Research Scholar, Manipal University, Thrombosis Research Institute, Bangalore, India.
Molecular Immunology unit, Thrombosis Research Institute, London, UK.
Cardiovasc Drugs Ther. 2019 Aug;33(4):385-398. doi: 10.1007/s10557-019-06890-0.
The long-term effect of immune tolerance has not been explored so far in atherosclerosis. In the present study, we assessed the effect of mucosal tolerance to a multi antigenic construct expressing three peptides from ApoB, HSP60, and outer membrane protein from Chlamydia pneumonia (AHC) for 30 weeks at every 6-week interval to understand the kinetics of immune modulation in disease progression. The safety profile of the molecule was also evaluated in mice.
ApobLdlrHer/J mice (5-6 weeks) were orally dosed with multi antigenic construct (AHC) molecule on alternate days, followed by high-fat diet feeding to initiate atherosclerosis.

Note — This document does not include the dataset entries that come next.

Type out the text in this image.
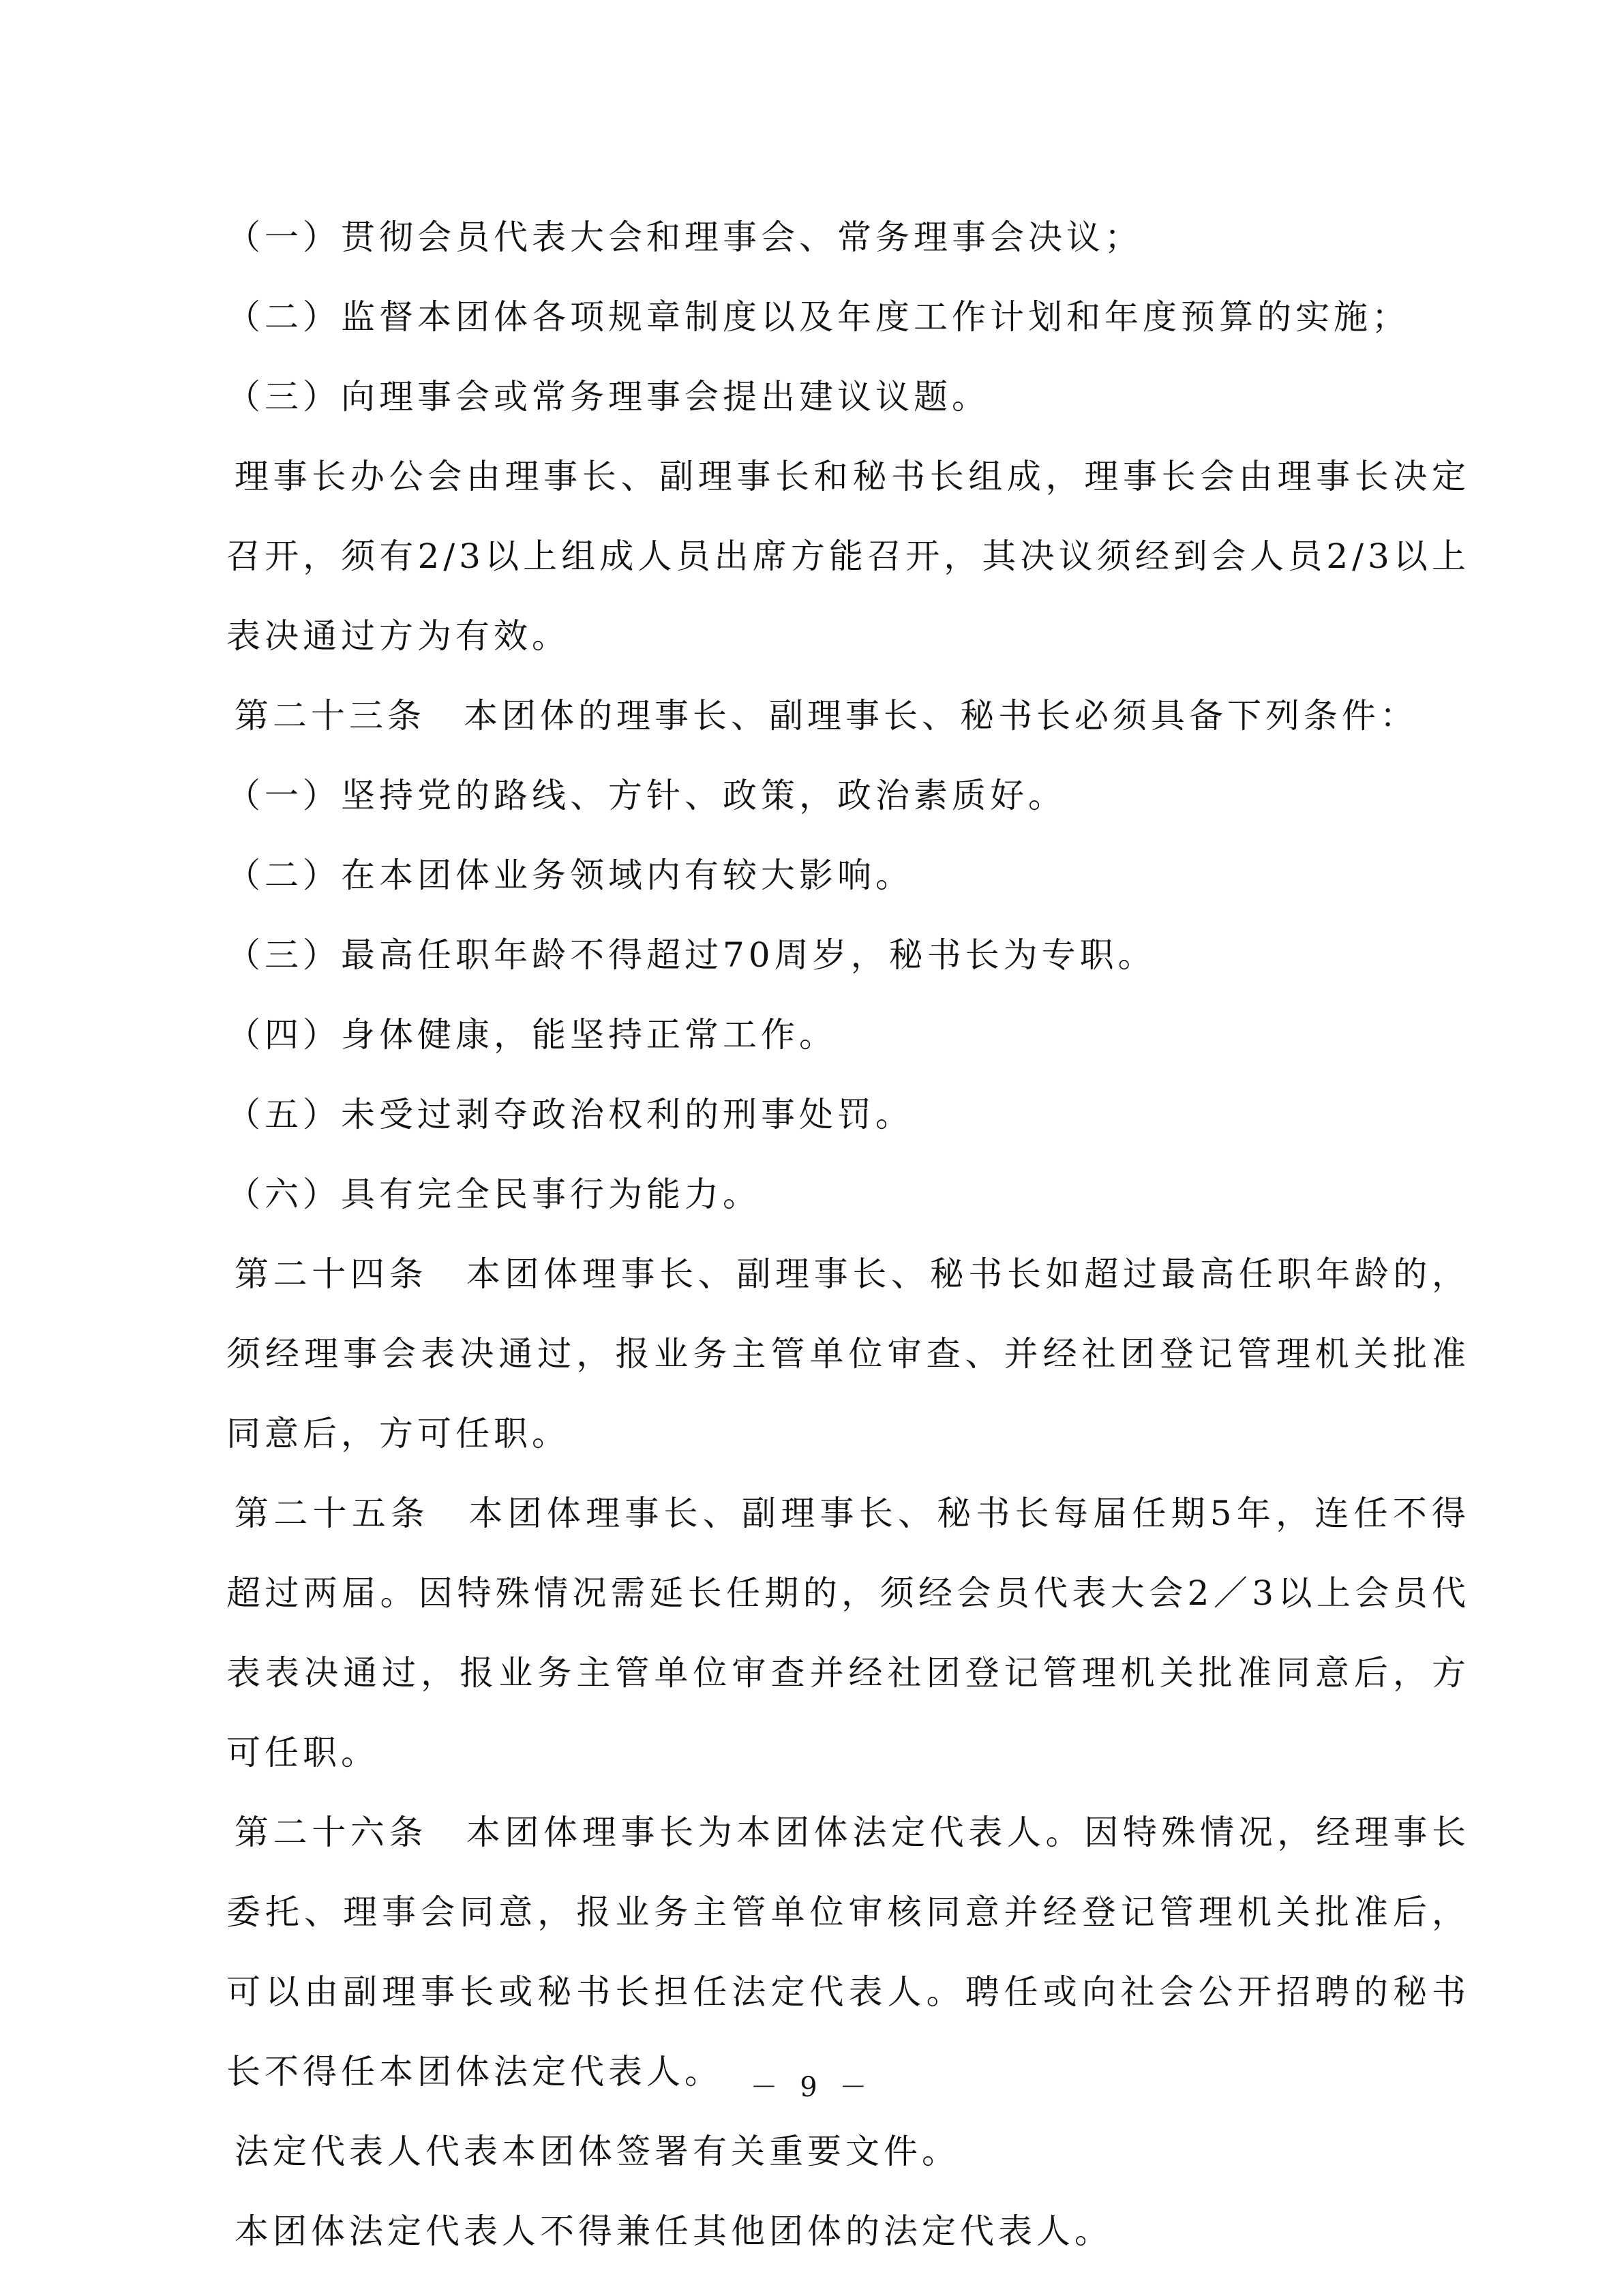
（一）贯彻会员代表大会和理事会、常务理事会决议；

（二）监督本团体各项规章制度以及年度工作计划和年度预算的实施；

（三）向理事会或常务理事会提出建议议题。

理事长办公会由理事长、副理事长和秘书长组成，理事长会由理事长决定召开，须有2/3以上组成人员出席方能召开，其决议须经到会人员2/3以上表决通过方为有效。

第二十三条　本团体的理事长、副理事长、秘书长必须具备下列条件：

（一）坚持党的路线、方针、政策，政治素质好。

（二）在本团体业务领域内有较大影响。

（三）最高任职年龄不得超过70周岁，秘书长为专职。

（四）身体健康，能坚持正常工作。

（五）未受过剥夺政治权利的刑事处罚。

（六）具有完全民事行为能力。

第二十四条　本团体理事长、副理事长、秘书长如超过最高任职年龄的，须经理事会表决通过，报业务主管单位审查、并经社团登记管理机关批准同意后，方可任职。

第二十五条　本团体理事长、副理事长、秘书长每届任期5年，连任不得超过两届。因特殊情况需延长任期的，须经会员代表大会2／3以上会员代表表决通过，报业务主管单位审查并经社团登记管理机关批准同意后，方可任职。

第二十六条　本团体理事长为本团体法定代表人。因特殊情况，经理事长委托、理事会同意，报业务主管单位审核同意并经登记管理机关批准后，可以由副理事长或秘书长担任法定代表人。聘任或向社会公开招聘的秘书长不得任本团体法定代表人。

法定代表人代表本团体签署有关重要文件。

本团体法定代表人不得兼任其他团体的法定代表人。

－ 9 －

Treated animals showed an efficient reduction in plaque growth and lipid accumulation at 6 weeks (49%, p < 0.01) and 12 weeks (42.3%, p < 0.01) which decreased to 29% (p = 0.0001) at 18 weeks and at later time points. Macrophage accumulation was significantly lower at all time points (53% at 12 weeks to 27% at 30 weeks). Regulatory T cells increased in the spleen following treatment until 12 weeks (week 0 (2.57 ± 0.18 vs. 6.36 ± 0.03, p = 0.02), week 6 (4.52 ± 0.2 vs. 8.87 ± 0.32, p = 0.02), and week 12 (8.74 ± 0.37 vs. 15.4 ± 0.27, p = 0.02)) but showed a decline later. A similar trend was observed with tolerogenic dendritic cells. We observed an increase in antibody levels to low-density lipoprotein and oxidized LDL at later stages. AHC molecule was found to be safe in acute and repeated dose toxicity studies.
Our results suggest that immune tolerance to AHC protein by oral administration is able to provide efficient atheroprotection up to 18 weeks and moderately at later stages. Apart from immune regulatory cells, protective antibodies may also have a role in controlling atherosclerosis.
目前尚未研究免疫耐受在动脉粥样硬化中的长期作用。本研究评估了黏膜耐受多抗原构建体(表达载脂蛋白 B、热休克蛋白 60 和衣原体肺炎外膜蛋白的三种肽)的效果,每隔 6 周治疗一次,持续 30 周,以了解疾病进展中免疫调节的动力学。还评估了该分子在小鼠中的安全性概况。
apoB/LdlrHer/J 小鼠(5-6 周)隔日口服多抗原构建体(AHC)分子,然后给予高脂肪饮食以引发动脉粥样硬化。
治疗动物在 6 周(49%,p<0.01)和 12 周(42.3%,p<0.01)时有效减少斑块生长和脂质积累,在 18 周时减少到 29%(p=0.0001),在以后的时间点减少。所有时间点的巨噬细胞积累均显著降低(12 周时为 53%,30 周时为 27%)。治疗后脾脏中的调节性 T 细胞增加,直到 12 周(第 0 周(2.57±0.18 比 6.36±0.03,p=0.02),第 6 周(4.52±0.2 比 8.87±0.32,p=0.02)和第 12 周(8.74±0.37 比 15.4±0.27,p=0.02)),但后来下降。与耐受性树突状细胞观察到类似的趋势。我们观察到在后期阶段,抗低密度脂蛋白和氧化 LDL 的抗体水平增加。AHC 分子在急性和重复剂量毒性研究中被发现是安全的。
我们的结果表明,口服 AHC 蛋白的免疫耐受能够提供长达 18 周的有效动脉粥样硬化保护作用,并在后期阶段适度提供保护。除免疫调节细胞外,保护性抗体也可能在控制动脉粥样硬化中发挥作用。